Take the two bookend pieces, "Emerald and Lime" and "Emerald and Stone." They're beautiful piano/synth reveries - heavenly. For a more classic "ambient" sound, listen to the nearly eight-minute-long "Late Anthropocene" which closes the album. There, sustained tones overlap and weave in and out of each other in a sublime swirl of electronics, punctuated by mysterious artificial percussion noises that add background color to the piece. Marvelous! There are many fellow practitioners of this electro-instrumental genre (ex., Trent Reznor), but nobody does it as superbly as Brian Eno. Long may he reign!
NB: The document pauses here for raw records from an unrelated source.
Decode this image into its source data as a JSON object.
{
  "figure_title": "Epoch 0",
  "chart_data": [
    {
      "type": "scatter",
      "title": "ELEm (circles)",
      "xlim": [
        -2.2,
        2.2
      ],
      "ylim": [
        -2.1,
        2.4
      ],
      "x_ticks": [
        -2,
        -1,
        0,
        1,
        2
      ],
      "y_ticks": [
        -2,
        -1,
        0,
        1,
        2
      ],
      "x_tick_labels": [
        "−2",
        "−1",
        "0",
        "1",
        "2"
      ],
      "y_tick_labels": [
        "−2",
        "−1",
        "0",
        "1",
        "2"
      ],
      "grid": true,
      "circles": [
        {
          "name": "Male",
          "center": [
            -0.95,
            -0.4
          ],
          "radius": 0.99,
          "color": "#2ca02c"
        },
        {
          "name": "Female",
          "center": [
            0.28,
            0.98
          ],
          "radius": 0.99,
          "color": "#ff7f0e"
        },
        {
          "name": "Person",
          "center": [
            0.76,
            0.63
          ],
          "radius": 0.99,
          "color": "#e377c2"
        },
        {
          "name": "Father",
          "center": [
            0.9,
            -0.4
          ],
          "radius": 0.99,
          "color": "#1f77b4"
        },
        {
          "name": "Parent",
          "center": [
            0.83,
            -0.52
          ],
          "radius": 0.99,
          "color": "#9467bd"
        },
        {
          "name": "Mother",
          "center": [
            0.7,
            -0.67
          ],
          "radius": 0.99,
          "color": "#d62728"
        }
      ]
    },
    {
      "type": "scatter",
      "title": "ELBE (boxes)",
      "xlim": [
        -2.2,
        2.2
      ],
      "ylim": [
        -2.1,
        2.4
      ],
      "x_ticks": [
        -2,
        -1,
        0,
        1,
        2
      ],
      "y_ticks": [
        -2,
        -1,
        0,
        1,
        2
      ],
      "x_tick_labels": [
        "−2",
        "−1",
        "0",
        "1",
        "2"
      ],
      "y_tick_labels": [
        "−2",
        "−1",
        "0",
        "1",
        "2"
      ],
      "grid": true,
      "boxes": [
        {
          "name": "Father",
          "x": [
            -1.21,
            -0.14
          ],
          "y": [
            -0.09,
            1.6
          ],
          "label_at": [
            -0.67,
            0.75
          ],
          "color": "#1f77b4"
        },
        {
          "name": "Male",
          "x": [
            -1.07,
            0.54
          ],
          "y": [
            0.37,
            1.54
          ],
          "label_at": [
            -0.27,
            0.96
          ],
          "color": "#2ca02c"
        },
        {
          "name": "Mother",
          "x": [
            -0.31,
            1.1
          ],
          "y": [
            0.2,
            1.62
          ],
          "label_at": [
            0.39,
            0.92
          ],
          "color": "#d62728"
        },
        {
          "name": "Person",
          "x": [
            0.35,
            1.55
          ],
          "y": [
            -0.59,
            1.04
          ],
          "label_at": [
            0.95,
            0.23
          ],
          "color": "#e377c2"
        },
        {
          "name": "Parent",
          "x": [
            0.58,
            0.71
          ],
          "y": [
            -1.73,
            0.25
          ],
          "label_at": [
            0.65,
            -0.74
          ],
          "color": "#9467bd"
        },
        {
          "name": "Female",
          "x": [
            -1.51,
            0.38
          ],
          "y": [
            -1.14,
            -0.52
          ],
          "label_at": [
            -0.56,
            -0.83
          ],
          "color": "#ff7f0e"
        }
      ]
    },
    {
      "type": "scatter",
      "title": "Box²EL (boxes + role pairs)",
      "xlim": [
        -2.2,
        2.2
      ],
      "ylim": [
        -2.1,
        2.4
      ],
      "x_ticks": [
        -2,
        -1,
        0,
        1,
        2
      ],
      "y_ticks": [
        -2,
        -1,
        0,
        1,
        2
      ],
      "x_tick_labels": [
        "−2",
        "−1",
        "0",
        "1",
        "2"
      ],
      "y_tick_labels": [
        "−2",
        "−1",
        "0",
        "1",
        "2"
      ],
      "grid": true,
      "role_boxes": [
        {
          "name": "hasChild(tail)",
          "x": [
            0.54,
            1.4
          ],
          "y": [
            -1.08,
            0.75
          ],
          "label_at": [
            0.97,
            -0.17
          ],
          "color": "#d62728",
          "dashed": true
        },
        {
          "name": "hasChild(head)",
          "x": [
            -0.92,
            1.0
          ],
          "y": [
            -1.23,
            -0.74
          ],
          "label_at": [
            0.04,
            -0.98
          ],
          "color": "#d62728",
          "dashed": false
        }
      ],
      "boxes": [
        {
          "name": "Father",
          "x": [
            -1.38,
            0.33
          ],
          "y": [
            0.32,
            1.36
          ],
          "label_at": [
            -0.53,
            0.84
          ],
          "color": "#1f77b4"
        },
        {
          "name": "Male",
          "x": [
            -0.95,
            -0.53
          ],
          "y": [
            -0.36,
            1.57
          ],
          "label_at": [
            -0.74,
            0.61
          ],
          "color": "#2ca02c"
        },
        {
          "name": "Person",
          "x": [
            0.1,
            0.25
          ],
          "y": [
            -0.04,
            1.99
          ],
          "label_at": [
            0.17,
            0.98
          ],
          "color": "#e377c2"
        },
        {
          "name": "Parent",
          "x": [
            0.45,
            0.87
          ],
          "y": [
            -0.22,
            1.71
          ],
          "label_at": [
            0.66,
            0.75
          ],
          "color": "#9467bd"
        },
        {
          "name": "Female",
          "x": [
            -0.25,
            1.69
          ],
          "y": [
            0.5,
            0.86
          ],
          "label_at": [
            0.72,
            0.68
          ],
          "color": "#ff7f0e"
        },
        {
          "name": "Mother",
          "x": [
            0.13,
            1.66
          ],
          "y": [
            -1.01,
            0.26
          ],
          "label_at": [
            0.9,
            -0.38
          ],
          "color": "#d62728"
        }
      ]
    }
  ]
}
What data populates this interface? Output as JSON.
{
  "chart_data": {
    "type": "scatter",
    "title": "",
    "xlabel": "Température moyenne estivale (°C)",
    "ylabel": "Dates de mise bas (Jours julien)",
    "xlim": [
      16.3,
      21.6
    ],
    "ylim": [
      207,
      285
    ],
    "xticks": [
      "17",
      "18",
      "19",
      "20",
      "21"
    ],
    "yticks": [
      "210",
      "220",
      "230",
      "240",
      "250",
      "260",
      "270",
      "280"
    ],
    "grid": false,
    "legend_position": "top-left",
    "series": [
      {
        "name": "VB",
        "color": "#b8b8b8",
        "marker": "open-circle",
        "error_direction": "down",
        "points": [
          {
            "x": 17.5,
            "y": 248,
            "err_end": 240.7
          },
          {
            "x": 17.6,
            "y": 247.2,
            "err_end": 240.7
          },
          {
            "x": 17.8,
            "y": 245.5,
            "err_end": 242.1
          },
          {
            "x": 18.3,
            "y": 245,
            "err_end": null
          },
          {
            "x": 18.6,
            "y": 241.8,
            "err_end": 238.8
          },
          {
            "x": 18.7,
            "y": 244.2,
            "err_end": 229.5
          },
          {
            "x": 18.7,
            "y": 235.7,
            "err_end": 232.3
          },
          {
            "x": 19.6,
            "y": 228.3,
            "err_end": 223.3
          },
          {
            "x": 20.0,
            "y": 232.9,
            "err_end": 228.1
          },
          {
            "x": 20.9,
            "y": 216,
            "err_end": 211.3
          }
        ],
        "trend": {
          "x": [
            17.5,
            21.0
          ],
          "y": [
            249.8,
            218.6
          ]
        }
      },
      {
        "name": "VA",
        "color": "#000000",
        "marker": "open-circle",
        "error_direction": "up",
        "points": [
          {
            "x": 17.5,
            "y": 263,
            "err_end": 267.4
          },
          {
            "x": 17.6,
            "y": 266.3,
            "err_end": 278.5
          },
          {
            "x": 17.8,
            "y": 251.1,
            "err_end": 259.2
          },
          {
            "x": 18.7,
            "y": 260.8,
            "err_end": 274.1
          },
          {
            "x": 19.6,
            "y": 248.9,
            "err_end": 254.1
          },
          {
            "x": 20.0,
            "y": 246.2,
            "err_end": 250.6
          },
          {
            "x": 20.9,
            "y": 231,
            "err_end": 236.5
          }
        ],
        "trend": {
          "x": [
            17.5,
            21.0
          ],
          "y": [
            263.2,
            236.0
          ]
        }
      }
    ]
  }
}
14 of 16 people found the following review helpful:
5.0 out of 5 stars
Bring Dramamine When You Board. The Milk Sea Features Some Turbulent Tides.,
By Starr S. (Portland, Maine) - See all my reviews
This review is from: Small Craft on a Milk Sea (Audio CD)
Poetic, peaceful, intense and completely imbalanced. In one moment, you're floating along gently and in the next, there's a storm in that milk sea and you're gettin' whipped around on HIGH like a Dairy Queen Blizzard in the blender. Brian Eno is a master of the Electronic/Ambient realms of contemporary music and he has a cult following when it pertains to his peaceful and looped Ambient works. This time out, there are also some louder elements presenting. Tracks #5, "Horse" & #6, "2 Forms of Anger" are respectively tribal-ish and Drum and Bass-ish, putting forth more aggressive vibes, especially with the latter building up into a crescendo of Eno as I've never heard him before. I'll stand behind my opening descriptors and WILL SAY that this one might cause you to wanna skip a track or two, especially the aforementioned titles with their more "headbanging" sonics. If you're expecting to be lulled to sleep a la "Music For Airports" or "Plateaux of Mirror," there are places here which certainly support this, but as I have previously mentioned, there's something new happening here too; or OLD. Somehow, the more "techno" moments of "Nerve Net" come to mind, but on a much noisier level. All in all, it's still Eno with the same degrees of concentration on the Ambient, but with some additional dabbling in the "experimental" and may take a few listens to fully digest and appreciate. Bring dramamine when you board. The milk sea features some turbulent tides.